Что, я действительно останусь в Берлине? Отчизна, малая родина, отрыв от корней, родной язык, словенская поэзия, жемчужина, пока скрытая от мира, тысячелетние поиски монарха и пасхальное коленопреклонение в церкви. Молитвы о потерянных душах. Это не моя история. Это не история моих детей. Не понимаю, но почему-то мне не все равно. Наверное, правда, валю все в одну кучу.
«Вы оба были такие смешные», — говорит младший сын.
«Это ваше поколение какое-то чокнутое», — добавляет старший.
Я киваю.
Дом в саду у моря. Закат и алое небо.
«Море останется», — говорю соседу.
«Только оно цвет теряет».
Пахнет розмарином и лавандой. Инжир в саду уже созрел. Облаков нет. Как бы я хотела вычеркнуть все из прошедшего времени.
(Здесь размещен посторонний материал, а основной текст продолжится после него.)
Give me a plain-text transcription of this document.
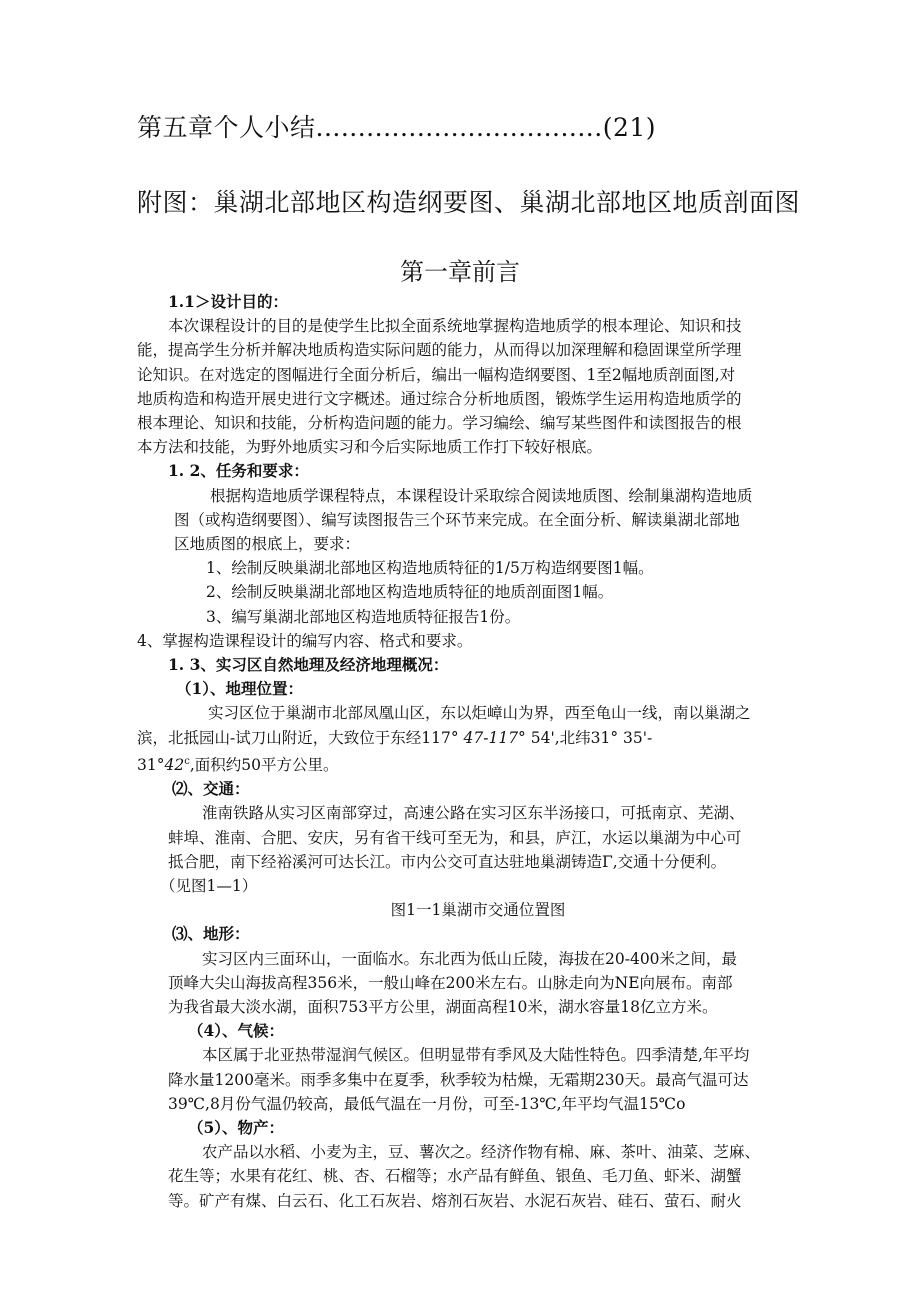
第五章个人小结..................................(21)
附图：巢湖北部地区构造纲要图、巢湖北部地区地质剖面图
第一章前言

1.1＞设计目的：

本次课程设计的目的是使学生比拟全面系统地掌握构造地质学的根本理论、知识和技

能，提高学生分析并解决地质构造实际问题的能力，从而得以加深理解和稳固课堂所学理

论知识。在对选定的图幅进行全面分析后，编出一幅构造纲要图、1至2幅地质剖面图,对

地质构造和构造开展史进行文字概述。通过综合分析地质图，锻炼学生运用构造地质学的

根本理论、知识和技能，分析构造问题的能力。学习编绘、编写某些图件和读图报告的根

本方法和技能，为野外地质实习和今后实际地质工作打下较好根底。

1. 2、任务和要求：

根据构造地质学课程特点，本课程设计采取综合阅读地质图、绘制巢湖构造地质

图（或构造纲要图）、编写读图报告三个环节来完成。在全面分析、解读巢湖北部地

区地质图的根底上，要求：

1、绘制反映巢湖北部地区构造地质特征的1/5万构造纲要图1幅。

2、绘制反映巢湖北部地区构造地质特征的地质剖面图1幅。

3、编写巢湖北部地区构造地质特征报告1份。

4、掌握构造课程设计的编写内容、格式和要求。

1. 3、实习区自然地理及经济地理概况：

（1）、地理位置：

实习区位于巢湖市北部凤凰山区，东以炬嶂山为界，西至龟山一线，南以巢湖之

滨，北抵园山-试刀山附近，大致位于东经117° 47-117° 54',北纬31° 35'-

31°42$^c$,面积约50平方公里。

⑵、交通：

淮南铁路从实习区南部穿过，高速公路在实习区东半汤接口，可抵南京、芜湖、

蚌埠、淮南、合肥、安庆，另有省干线可至无为，和县，庐江，水运以巢湖为中心可

抵合肥，南下经裕溪河可达长江。市内公交可直达驻地巢湖铸造Γ,交通十分便利。

（见图1—1）

图1一1巢湖市交通位置图

⑶、地形：

实习区内三面环山，一面临水。东北西为低山丘陵，海拔在20-400米之间，最

顶峰大尖山海拔高程356米，一般山峰在200米左右。山脉走向为NE向展布。南部

为我省最大淡水湖，面积753平方公里，湖面高程10米，湖水容量18亿立方米。

（4）、气候：

本区属于北亚热带湿润气候区。但明显带有季风及大陆性特色。四季清楚,年平均

降水量1200毫米。雨季多集中在夏季，秋季较为枯燥，无霜期230天。最高气温可达

39℃,8月份气温仍较高，最低气温在一月份，可至-13℃,年平均气温15℃o

（5）、物产：

农产品以水稻、小麦为主，豆、薯次之。经济作物有棉、麻、茶叶、油菜、芝麻、

花生等；水果有花红、桃、杏、石榴等；水产品有鲜鱼、银鱼、毛刀鱼、虾米、湖蟹

等。矿产有煤、白云石、化工石灰岩、熔剂石灰岩、水泥石灰岩、硅石、萤石、耐火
Ночью вглядываюсь в лица своего маленького отряда, что-то их ждет в Любляне, вообще в этой стране? Какие им лозунги скандировать? Какие знамена поднимать?
Они уехали. Обе мои дочери, маршем в Боснию. Конечно, это затеяла старшая. Вечно ей в голову приходит всякая блажь. Война. Опять война. А мои дочери понятия не имеют, что такое война.
Стою у могилы, где он похоронен. У могилы, за которой тщательно ухаживают. Он сам выбирал место. И цветущий кустарник. Для моей мамы. Теперь они лежат здесь, он и мама, и после обоих осталось столько недосказанного. Осталась только болезненная пустота. Вижу на могиле ракушки, их всегда приносит внучка. Каждый раз, когда возвращается с моря.
«Он так любил море», — говорит.
«В сумерках мы обычно сидели на скамейке у моря и смотрели на закат. На корабли, на дельфинов. На рыбаков. А потом всегда приходила ты и говорила, уже поздно, пора домой», — вспоминает она.
Они так его любили, наши внуки, а он их.
«Знаешь, у нас с тобой никогда не хватало времени на детей. И терпения», — часто повторял он.
«Ты очень рано ушел», — говорю ему там, на могиле.
«Ты очень рано ушел. Ты бы смог их остановить. У меня не получилось».
Вижу, как сейчас. Помню, как решительно они уехали. Думаю, что он не смог бы их остановить. Или бы даже одобрил. Как они там? Они напуганы? Они голодные? Они мерзнут? Это я виновата, мы с тобой виноваты? Все эти партизанские байки, торжества, все это братство и единство. Помню, когда мы, впервые собираясь в Париж, спросили дочку, что ей привезти.
«Фотографию Тито. Цветную», — ответила она.
Тогда мне показалось, что она потешается над нами. Но девочка была слишком мала.
«У нас есть только черно-белые фотографии Тито. А в Париже, наверняка продаются и цветные», — объяснила она.